La risposta pubblica a queste proposte non fu incoraggiante. Nondimeno, si continuò ad incontrarsi periodicamente su questo argomento, fino a che ci fu, per l’appunto, un avvicendamento al vertice di gran parte delle nove Università. E il passaggio di consegne accentuò alcune differenze che già si erano riscontrate nel gruppo. Se da un lato, infatti, la cautela di alcuni si dichiarò in un vero scetticismo, dall’altra parte alcuni dei rettori di nuova nomina contribuirono fin da subito con grande concretezza a promuovere la realizzazione di quell’idea, costruendo una proposta.
La riunione di Piazzola altro non è stato che l’appuntamento che ci si era dati per cominciare a “fare sul serio”. Così è stato. Chi sentiva il significato della iniziativa ha partecipato ad una intensa e fruttuosa riunione operativa che ha dato alla luce un progetto che sintetizzo nei seguenti punti qualificati:
- La creazione di una sorta di federazione tra gli Atenei del Veneto, catalizzata dalla afferenza politica ad una stessa amministrazione regionale, il cui ruolo diviene fondamentale nel contribuire al disegno complessivo di un sistema universitario regionale. Esso dovrà essere finalizzato non solo e non prioritariamente a razionalizzare le attività didattiche, indiscutibilmente ridondanti in alcuni settori, quanto a raggiungere attraverso il coordinamento, la collaborazione, la integrazione, un rafforzamento della qualità dell’offerta formativa ed ancor più della massa critica disponibile nella ricerca scientifica e nel trasferimento tecnologico. Per queste ragioni il collegamento strutturale con il governo regionale, con il mondo produttivo e culturale, sono elementi indispensabili.

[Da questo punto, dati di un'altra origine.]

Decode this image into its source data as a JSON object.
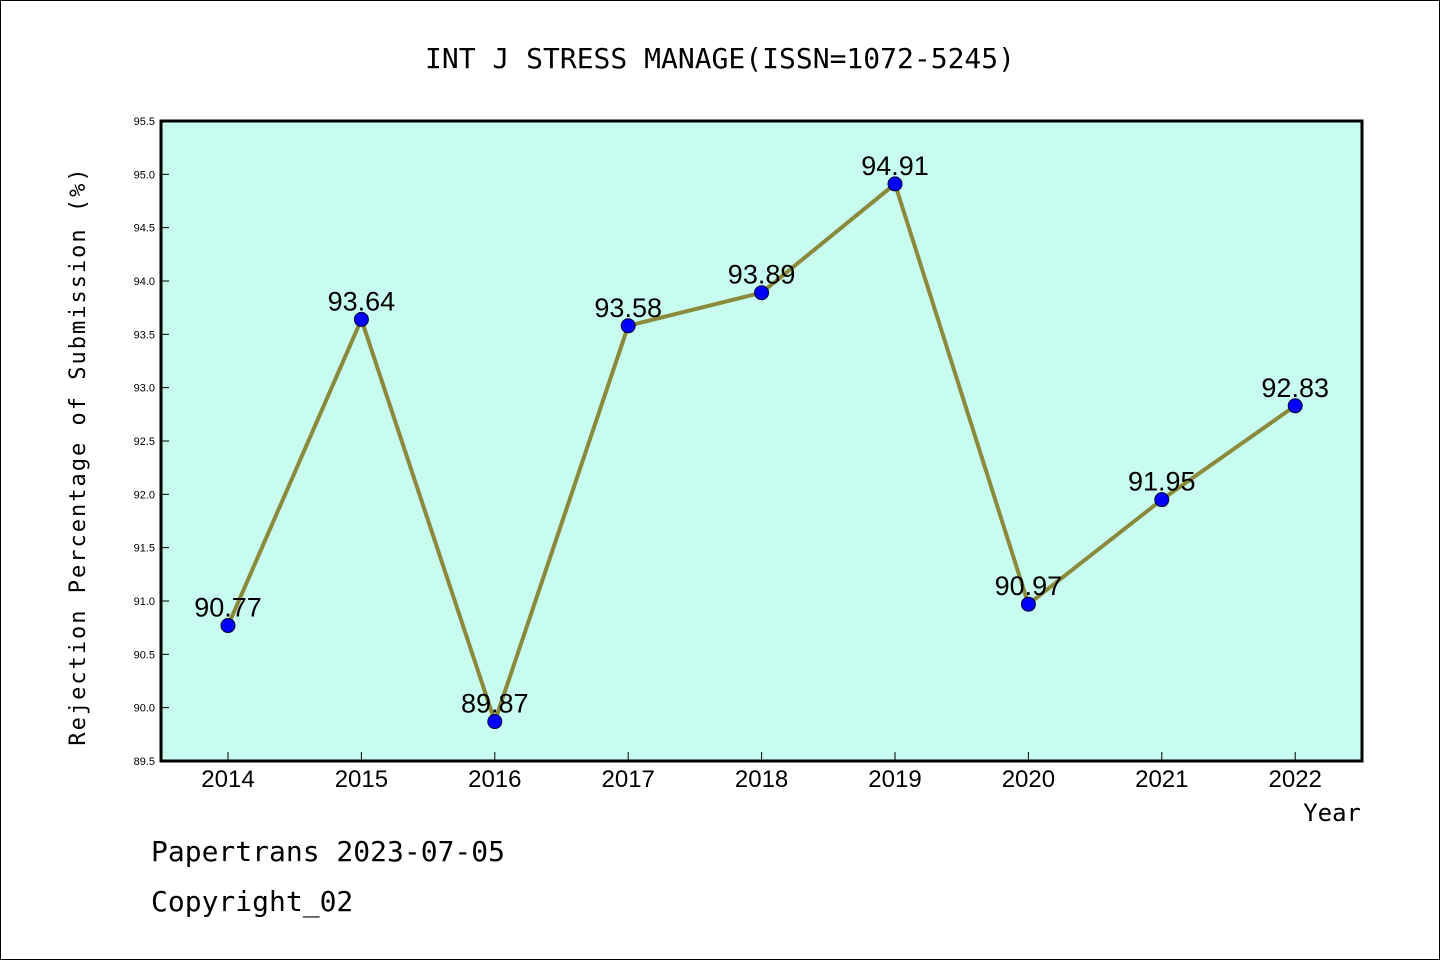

- Non vi è dubbio che il Nord Est, un tempo indicato con la più suggestiva definizione più suggestiva di Triveneto, è una realtà politico-sociale fortemente integrata da una secolare storia comune di cui ancor oggi si colgono gli effetti in una marcata somiglianza culturale, sociale, geo-politica, in tutto ciò compresa la tipologia e la qualità delle azioni universitarie. Vi sono molti indicatori che suggeriscono che un sistema universitario esteso a questa macroarea, il Nord est, appunto, rappresenterebbe un polo scientifico-culturale di eccellenza tale da poter competere con le più importanti realtà universitarie dell’Europa, costituendo un importante volano per lo sviluppo industriale e per l’attrazione culturale. Il secondo livello di proposta, pertanto, cui le Università di Trento e di Bolzano, pur nella loro specificità giuridica, si sono dimostrate sensibili ed interessate, è quello di dar vita ad un sistema universitario del nord est, che potrebbe nascere nella forma per così dire embrionale di una associazione all’interno della quale verrebbero studiate e prodotte iniziative di ampia dimensione.
Un’importante sottolineatura merita ancora d’essere annotata: queste iniziative vanno certamente nella direzione auspicata dal governo nel disegno di legge di riforma universitaria e certamente consentiranno di affrontare con maggiore solidità le attuali e le prossime restrizioni finanziarie.
Tuttavia, come già ricordato, l’idea nasce da lontano e si radica su ragioni positive, di miglioramento e d’integrazione con la collettività, di arricchimento del potenziale di ricerca scientifica e di innovazione che vuol dire attrazione di fondi internazionali, di intelletti, di studenti: in altre parole, di traino per la regione, per il Paese.